Muralists Thomas “Detour” Evans, Richard Brasil, and Giovannie “JUST” Dixon aka Justin Spire are creating murals in memory of George Floyd and Breonna Taylor. The three artists are pairing their large-scale portraits of victims of racial violence with the call for memorializing and remembering with the sentiment #spraytheirname.
More and more, art is appearing around the United States and the world to document COVID-19 and experiences of racial injustice. Art helps to make social justice visible and documents movements— it is able to rally support and create a sense of community in times of crisis.
We need the arts in difficult times.
Art gives us immeasurable personal and social benefits. We rely on the arts to help us through difficult times.
Art reminds us that we are not alone and that we share a universal human experience. Through art, we feel deep emotions together and are able to process experiences, find connections, and create impact.

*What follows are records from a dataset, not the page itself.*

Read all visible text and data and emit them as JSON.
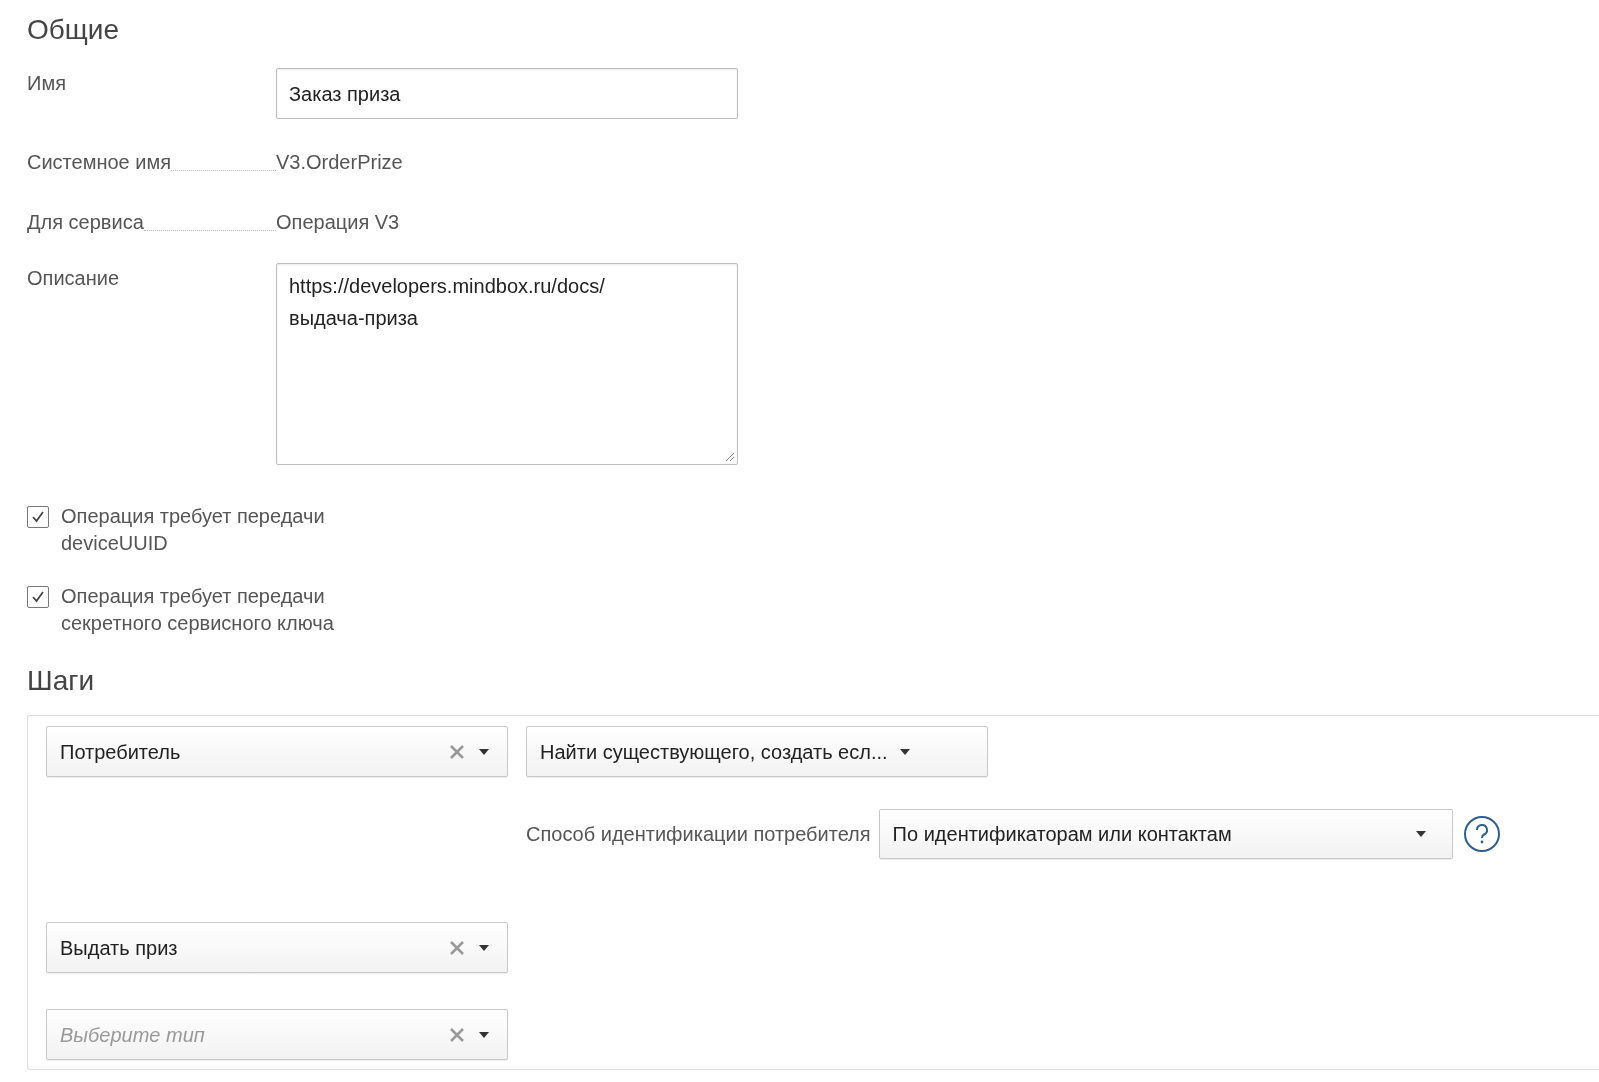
{
  "general": {
    "title": "Общие",
    "name": {
      "label": "Имя",
      "value": "Заказ приза"
    },
    "system_name": {
      "label": "Системное имя",
      "value": "V3.OrderPrize"
    },
    "service": {
      "label": "Для сервиса",
      "value": "Операция V3"
    },
    "description": {
      "label": "Описание",
      "value": "https://developers.mindbox.ru/docs/\nвыдача-приза"
    },
    "checkboxes": [
      {
        "label": "Операция требует передачи deviceUUID",
        "checked": true
      },
      {
        "label": "Операция требует передачи секретного сервисного ключа",
        "checked": true
      }
    ]
  },
  "steps": {
    "title": "Шаги",
    "items": [
      {
        "type": {
          "value": "Потребитель"
        },
        "action": {
          "value": "Найти существующего, создать есл..."
        },
        "option": {
          "label": "Способ идентификации потребителя",
          "value": "По идентификаторам или контактам"
        }
      },
      {
        "type": {
          "value": "Выдать приз"
        }
      },
      {
        "type": {
          "placeholder": "Выберите тип"
        }
      }
    ]
  }
}
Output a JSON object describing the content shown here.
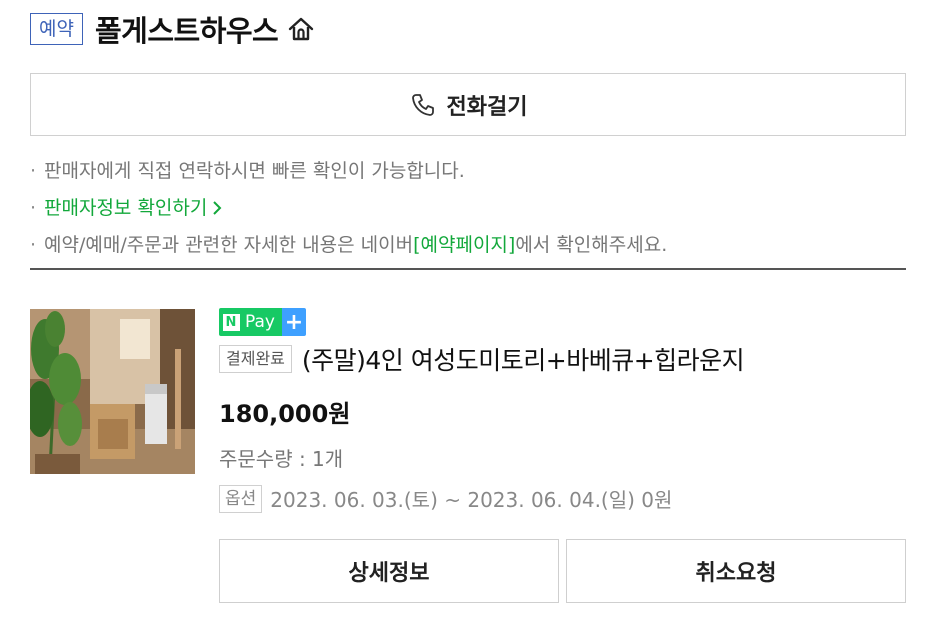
{
  "header": {
    "badge": "예약",
    "shop_name": "폴게스트하우스",
    "home_icon": "home-icon"
  },
  "call_button": {
    "label": "전화걸기",
    "icon": "phone-icon"
  },
  "notes": {
    "line1": "판매자에게 직접 연락하시면 빠른 확인이 가능합니다.",
    "seller_info_link": "판매자정보 확인하기",
    "line3_prefix": "예약/예매/주문과 관련한 자세한 내용은 네이버 ",
    "line3_link": "[예약페이지]",
    "line3_suffix": "에서 확인해주세요."
  },
  "order": {
    "payment_badge": {
      "n": "N",
      "pay": "Pay",
      "plus": "+"
    },
    "status": "결제완료",
    "title": "(주말)4인 여성도미토리+바베큐+힙라운지",
    "price": "180,000원",
    "quantity": "주문수량 : 1개",
    "option_tag": "옵션",
    "option_text": "2023. 06. 03.(토) ~ 2023. 06. 04.(일) 0원"
  },
  "actions": {
    "detail_label": "상세정보",
    "cancel_label": "취소요청"
  },
  "colors": {
    "badge_blue": "#3e63b8",
    "link_green": "#13a83b",
    "npay_green": "#17c964",
    "npay_blue": "#3ea0ff"
  }
}
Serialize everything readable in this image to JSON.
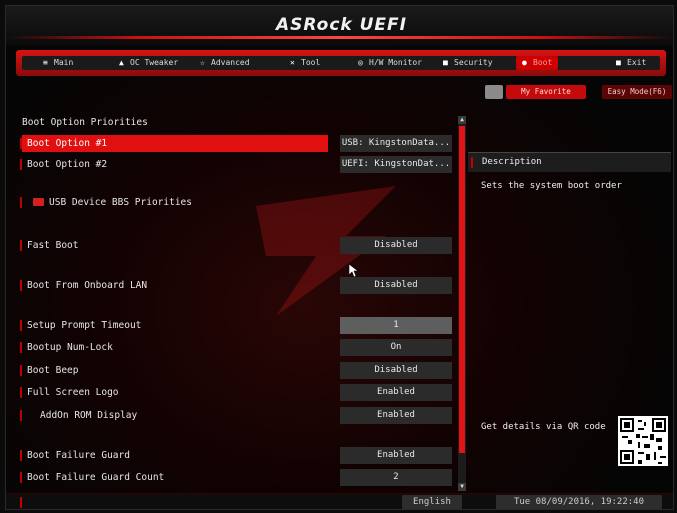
{
  "header": {
    "logo": "ASRock UEFI"
  },
  "nav": {
    "tabs": [
      {
        "label": "Main",
        "icon": "list-icon"
      },
      {
        "label": "OC Tweaker",
        "icon": "tweaker-icon"
      },
      {
        "label": "Advanced",
        "icon": "star-icon"
      },
      {
        "label": "Tool",
        "icon": "wrench-icon"
      },
      {
        "label": "H/W Monitor",
        "icon": "monitor-icon"
      },
      {
        "label": "Security",
        "icon": "shield-icon"
      },
      {
        "label": "Boot",
        "icon": "power-icon"
      },
      {
        "label": "Exit",
        "icon": "exit-icon"
      }
    ],
    "active_tab": "Boot"
  },
  "buttons": {
    "favorite": "My Favorite",
    "easy_mode": "Easy Mode(F6)"
  },
  "main": {
    "section_title": "Boot Option Priorities",
    "rows": [
      {
        "label": "Boot Option #1",
        "value": "USB: KingstonData...",
        "highlighted": true
      },
      {
        "label": "Boot Option #2",
        "value": "UEFI: KingstonDat..."
      },
      {
        "label": "USB Device BBS Priorities",
        "value": ""
      },
      {
        "label": "Fast Boot",
        "value": "Disabled"
      },
      {
        "label": "Boot From Onboard LAN",
        "value": "Disabled"
      },
      {
        "label": "Setup Prompt Timeout",
        "value": "1"
      },
      {
        "label": "Bootup Num-Lock",
        "value": "On"
      },
      {
        "label": "Boot Beep",
        "value": "Disabled"
      },
      {
        "label": "Full Screen Logo",
        "value": "Enabled"
      },
      {
        "label": "AddOn ROM Display",
        "value": "Enabled"
      },
      {
        "label": "Boot Failure Guard",
        "value": "Enabled"
      },
      {
        "label": "Boot Failure Guard Count",
        "value": "2"
      }
    ]
  },
  "description": {
    "title": "Description",
    "text": "Sets the system boot order",
    "qr_label": "Get details via QR code"
  },
  "footer": {
    "language": "English",
    "datetime": "Tue 08/09/2016, 19:22:40"
  },
  "colors": {
    "accent": "#e01010",
    "dark": "#0b0b0b",
    "panel": "#2b2b2b"
  }
}
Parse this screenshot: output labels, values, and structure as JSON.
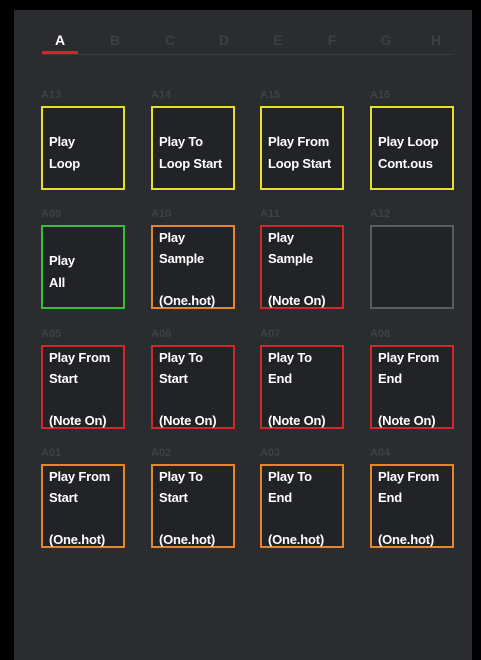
{
  "tabs": [
    "A",
    "B",
    "C",
    "D",
    "E",
    "F",
    "G",
    "H"
  ],
  "active_tab": "A",
  "colors": {
    "yellow": "#e8de2c",
    "green": "#35c034",
    "orange": "#e6862a",
    "red": "#d5262b",
    "empty": "#5b5c60",
    "accent": "#d4232c"
  },
  "pads": [
    {
      "id": "A13",
      "color": "yellow",
      "l1": "Play",
      "l2": "Loop",
      "l3": ""
    },
    {
      "id": "A14",
      "color": "yellow",
      "l1": "Play To",
      "l2": "Loop Start",
      "l3": ""
    },
    {
      "id": "A15",
      "color": "yellow",
      "l1": "Play From",
      "l2": "Loop Start",
      "l3": ""
    },
    {
      "id": "A16",
      "color": "yellow",
      "l1": "Play Loop",
      "l2": "Cont.ous",
      "l3": ""
    },
    {
      "id": "A09",
      "color": "green",
      "l1": "Play",
      "l2": "All",
      "l3": ""
    },
    {
      "id": "A10",
      "color": "orange",
      "l1": "Play",
      "l2": "Sample",
      "l3": "(One.hot)"
    },
    {
      "id": "A11",
      "color": "red",
      "l1": "Play",
      "l2": "Sample",
      "l3": "(Note On)"
    },
    {
      "id": "A12",
      "color": "empty",
      "l1": "",
      "l2": "",
      "l3": ""
    },
    {
      "id": "A05",
      "color": "red",
      "l1": "Play From",
      "l2": "Start",
      "l3": "(Note On)"
    },
    {
      "id": "A06",
      "color": "red",
      "l1": "Play To",
      "l2": "Start",
      "l3": "(Note On)"
    },
    {
      "id": "A07",
      "color": "red",
      "l1": "Play To",
      "l2": "End",
      "l3": "(Note On)"
    },
    {
      "id": "A08",
      "color": "red",
      "l1": "Play From",
      "l2": "End",
      "l3": "(Note On)"
    },
    {
      "id": "A01",
      "color": "orange",
      "l1": "Play From",
      "l2": "Start",
      "l3": "(One.hot)"
    },
    {
      "id": "A02",
      "color": "orange",
      "l1": "Play To",
      "l2": "Start",
      "l3": "(One.hot)"
    },
    {
      "id": "A03",
      "color": "orange",
      "l1": "Play To",
      "l2": "End",
      "l3": "(One.hot)"
    },
    {
      "id": "A04",
      "color": "orange",
      "l1": "Play From",
      "l2": "End",
      "l3": "(One.hot)"
    }
  ]
}
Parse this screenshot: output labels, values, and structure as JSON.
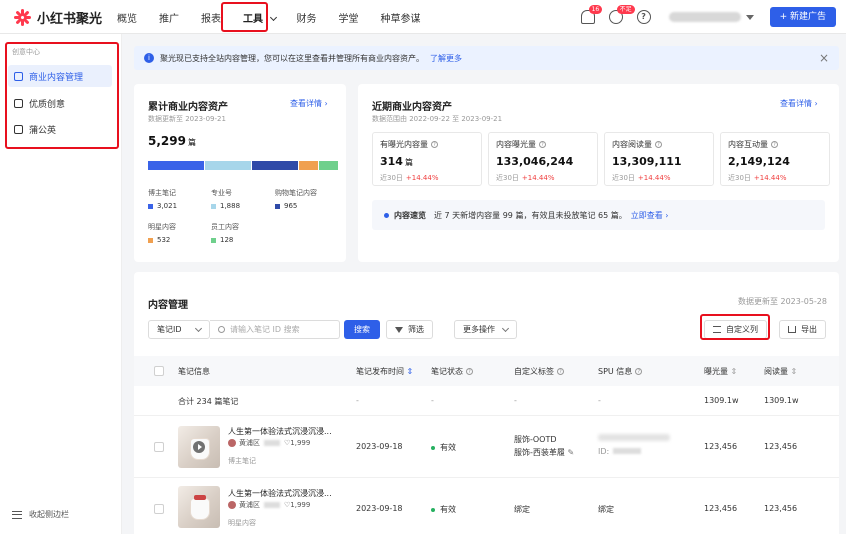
{
  "app": {
    "name": "小红书聚光",
    "brand_color": "#ff3a4e",
    "accent": "#2e5fe8",
    "highlight": "#e8101e"
  },
  "nav": {
    "items": [
      "概览",
      "推广",
      "报表"
    ],
    "active": "工具",
    "items_after": [
      "财务",
      "学堂",
      "种草参谋"
    ]
  },
  "topbar": {
    "bell_badge": "16",
    "wallet_badge": "不足",
    "new_ad_label": "+ 新建广告"
  },
  "sidebar": {
    "group": "创意中心",
    "items": [
      "商业内容管理",
      "优质创意",
      "蒲公英"
    ],
    "active": "商业内容管理",
    "collapse_label": "收起侧边栏"
  },
  "notice": {
    "text": "聚光现已支持全站内容管理，您可以在这里查看并管理所有商业内容资产。",
    "link": "了解更多"
  },
  "cumulative": {
    "title": "累计商业内容资产",
    "detail_link": "查看详情 ›",
    "updated": "数据更新至 2023-09-21",
    "total": "5,299",
    "unit": "篇",
    "segments": [
      {
        "name": "博主笔记",
        "value": "3,021",
        "color": "#3a63e8",
        "share": 0.29
      },
      {
        "name": "专业号",
        "value": "1,888",
        "color": "#a7d6ea",
        "share": 0.24
      },
      {
        "name": "购物笔记内容",
        "value": "965",
        "color": "#2f4aa8",
        "share": 0.24
      },
      {
        "name": "明星内容",
        "value": "532",
        "color": "#f0a050",
        "share": 0.1
      },
      {
        "name": "员工内容",
        "value": "128",
        "color": "#6fd08c",
        "share": 0.1
      }
    ]
  },
  "recent": {
    "title": "近期商业内容资产",
    "detail_link": "查看详情 ›",
    "range": "数据范围由 2022-09-22 至 2023-09-21",
    "metrics": [
      {
        "label": "有曝光内容量",
        "value": "314",
        "unit": "篇",
        "period": "近30日",
        "trend": "+14.44%"
      },
      {
        "label": "内容曝光量",
        "value": "133,046,244",
        "unit": "",
        "period": "近30日",
        "trend": "+14.44%"
      },
      {
        "label": "内容阅读量",
        "value": "13,309,111",
        "unit": "",
        "period": "近30日",
        "trend": "+14.44%"
      },
      {
        "label": "内容互动量",
        "value": "2,149,124",
        "unit": "",
        "period": "近30日",
        "trend": "+14.44%"
      }
    ],
    "quick": {
      "label": "内容速览",
      "text": "近 7 天新增内容量 99 篇，有效且未投放笔记 65 篇。",
      "link": "立即查看 ›"
    }
  },
  "management": {
    "title": "内容管理",
    "updated": "数据更新至 2023-05-28",
    "filter_select": "笔记ID",
    "search_placeholder": "请输入笔记 ID 搜索",
    "search_button": "搜索",
    "filter_button": "筛选",
    "more_ops": "更多操作",
    "custom_columns": "自定义列",
    "export": "导出",
    "columns": [
      "笔记信息",
      "笔记发布时间",
      "笔记状态",
      "自定义标签",
      "SPU 信息",
      "曝光量",
      "阅读量"
    ],
    "summary": {
      "label": "合计 234 篇笔记",
      "publish": "-",
      "status": "-",
      "tag": "-",
      "spu": "-",
      "impressions": "1309.1w",
      "reads": "1309.1w"
    },
    "rows": [
      {
        "title": "人生第一体验法式沉浸沉浸...",
        "author": "黄浦区",
        "likes": "1,999",
        "type": "博主笔记",
        "publish": "2023-09-18",
        "status": "有效",
        "tags": [
          "服饰-OOTD",
          "服饰-西装革履"
        ],
        "spu": "ID:",
        "impressions": "123,456",
        "reads": "123,456"
      },
      {
        "title": "人生第一体验法式沉浸沉浸...",
        "author": "黄浦区",
        "likes": "1,999",
        "type": "明星内容",
        "publish": "2023-09-18",
        "status": "有效",
        "tag_link": "绑定",
        "spu_link": "绑定",
        "impressions": "123,456",
        "reads": "123,456"
      }
    ]
  }
}
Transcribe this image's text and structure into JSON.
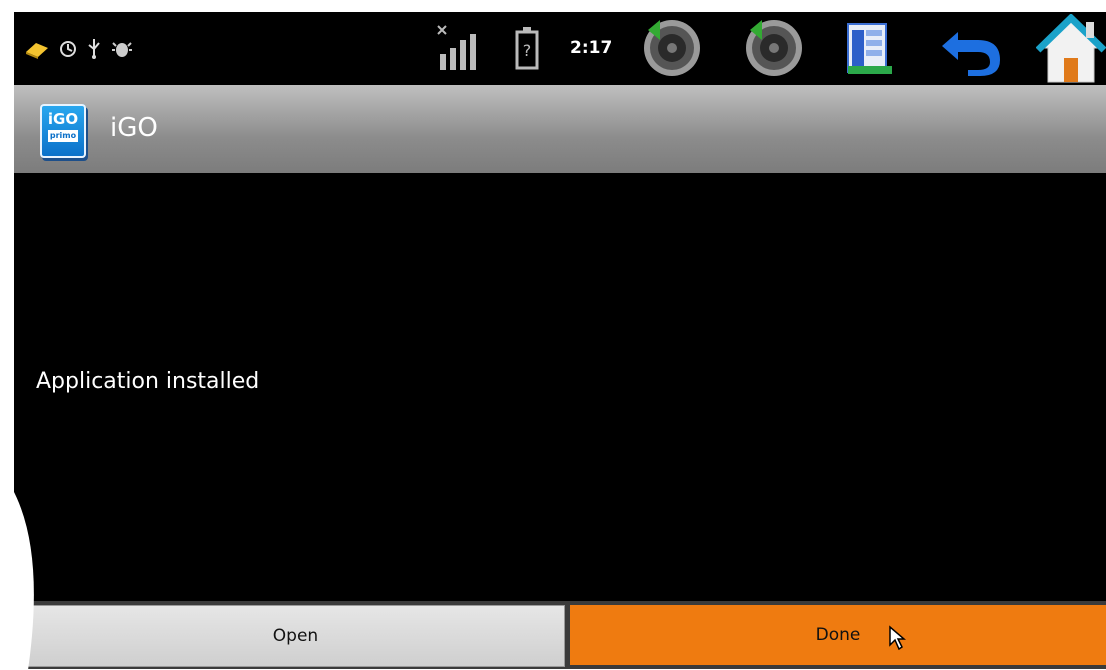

Art helps us to record and process more than just individual experiences. Marking art documents the world around us and allows us to work through how we are a part of it. Art making is half of it—we also need to photograph, share, and record these creations so that they will live on throughout history. Documenting your artwork is easier than ever with online inventorying and management platforms like Artwork Archive. Together, we can expand the art world “archive” with more representative voices and experiences and contribute to our historical narrative through the arts.